Wer meinen Weblog öfter liest wird gemerkt haben, dass ich den Amis (vor allem deren Ansichten, Verhalten in bestimmten Situationen, ihrem Präsidenten,… ) eher skeptisch-ablehnend gegenüberstehe. Dass diese Skepsis nicht unbegründet ist beweist folgender Artikel - und da dachte man schon, dass es viel blöder nicht mehr gehen kann. Aber lies selbst:
Am 1. Oktober 2005 tritt in Florida ein neues Gesetz in Kraft (wo auch sonst als in Florida. Dieses wird ja von einer der Intelligenzbestien aus dem Bush-Clan regiert). Nach diesem Gesetz wird jedem, der sich in der Öffentlichkeit bedroht fühlt gestattet, seine (natürlich geladene) Waffe zu ziehen. Dazu wird von den Lobbyisten der NRA mit Sprüchen wie: “Ziehen Sie zuerst!” oder “Verteidigen Sie Ihren Raum” geworben. Als ob gerade Florida nicht eh schon ein sehr gefährliches Pflaster (und das nicht nur für Touristen) ist.
Hast du dich nicht auch schon einmal ordentlich darüber geärgert, dass dir irgend ein Hirni den Parkplatz vor der Nase weggenommen hat (obwohl du schon länger darauf gewartet hast)? Solche - und ähnliche - Situationen werden jetzt mit vorgehaltener Waffe geklärt. Und wer das schon einmal erlebt hat, und weiß, wie dabei die Emotionen hochkochen, der kann sich leicht ausmalen, dass es da nicht beim Ziehen der Waffe bleiben wird.

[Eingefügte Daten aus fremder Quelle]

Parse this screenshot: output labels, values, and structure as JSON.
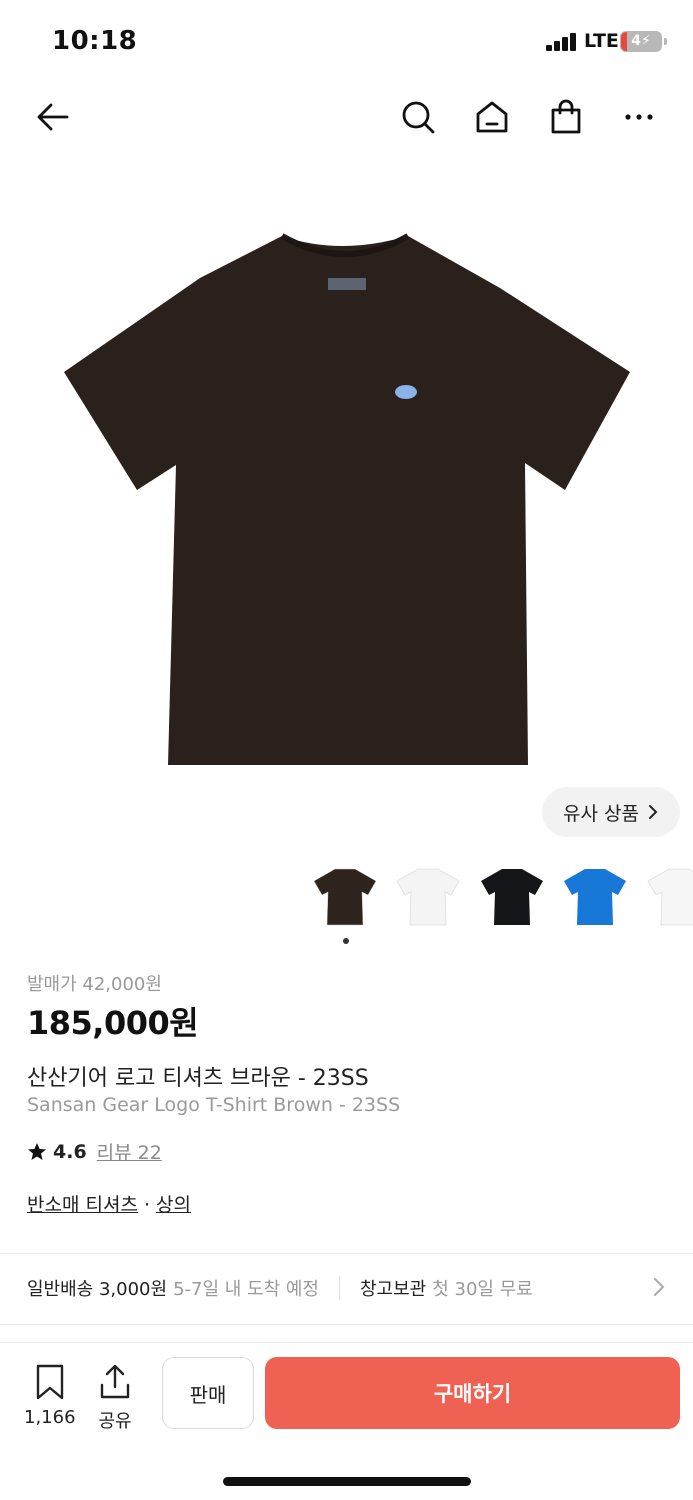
{
  "status_bar": {
    "time": "10:18",
    "network": "LTE",
    "battery": "4"
  },
  "nav": {
    "icons": [
      "back-arrow-icon",
      "search-icon",
      "home-icon",
      "shopping-bag-icon",
      "more-icon"
    ]
  },
  "product_image": {
    "shirt_color": "#2b211c",
    "logo_color": "#8ab4e8"
  },
  "similar_button": {
    "label": "유사 상품"
  },
  "thumbnails": [
    {
      "color": "#2f241d",
      "name": "brown"
    },
    {
      "color": "#f4f4f4",
      "name": "white"
    },
    {
      "color": "#15161a",
      "name": "black"
    },
    {
      "color": "#1878d8",
      "name": "blue"
    },
    {
      "color": "#f6f6f6",
      "name": "white-2"
    }
  ],
  "product": {
    "release_price": "발매가 42,000원",
    "price": "185,000원",
    "name_ko": "산산기어 로고 티셔츠 브라운 - 23SS",
    "name_en": "Sansan Gear Logo T-Shirt Brown - 23SS",
    "rating": "4.6",
    "review_label": "리뷰 22",
    "category_1": "반소매 티셔츠",
    "category_sep": " · ",
    "category_2": "상의"
  },
  "shipping": {
    "main": "일반배송 3,000원",
    "sub": "5-7일 내 도착 예정",
    "storage_main": "창고보관",
    "storage_sub": "첫 30일 무료"
  },
  "bottom_bar": {
    "bookmark_count": "1,166",
    "share_label": "공유",
    "sell_label": "판매",
    "buy_label": "구매하기"
  },
  "colors": {
    "accent": "#ef6253",
    "muted_text": "#9a9a9a"
  }
}
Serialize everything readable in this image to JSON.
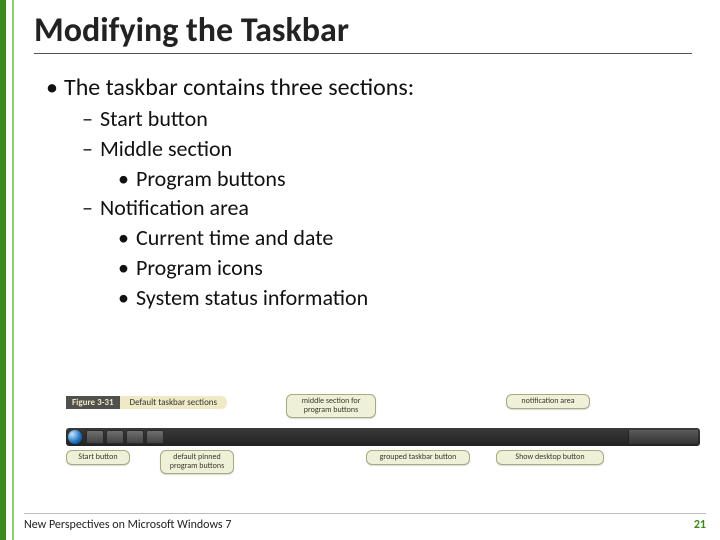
{
  "title": "Modifying the Taskbar",
  "body": {
    "intro": "The taskbar contains three sections:",
    "items": [
      {
        "text": "Start button"
      },
      {
        "text": "Middle section",
        "sub": [
          "Program buttons"
        ]
      },
      {
        "text": "Notification area",
        "sub": [
          "Current time and date",
          "Program icons",
          "System status information"
        ]
      }
    ]
  },
  "figure": {
    "number": "Figure 3-31",
    "caption": "Default taskbar sections",
    "callouts": {
      "start": "Start button",
      "pinned": "default pinned program buttons",
      "middle": "middle section for program buttons",
      "grouped": "grouped taskbar button",
      "notif": "notification area",
      "desktop": "Show desktop button"
    }
  },
  "footer": {
    "left": "New Perspectives on Microsoft Windows 7",
    "page": "21"
  }
}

Und was heißt “bedroht fühlt”? Wann fühle ich mich bedroht? Wenn mich wer schief anschaut? Wenn ich - vermeintlich - mit dem Auto geschnitten werde? Wenn sich mir ein Fremder nähert (vielleicht nur, um nach dem Weg zu fragen)? Wenn jemand eine andere Hautfarbe hat (das sind doch eh alles Verbrecher, Drogendealer, Kinderschänder, ….)?
Die Dummheit stirbt nicht aus (obwohl, mit solchen Gesetzen steigt die Wahrscheinlichkeit dazu, da sich die Hirnis vielleicht gegenseitig dezimieren. Aber es steht zu befürchten, dass eher wieder viele Unschuldige zum Handkuss kommen werden).
Kann ich nur sagen: Willkommen im Sonnenschein-Staat!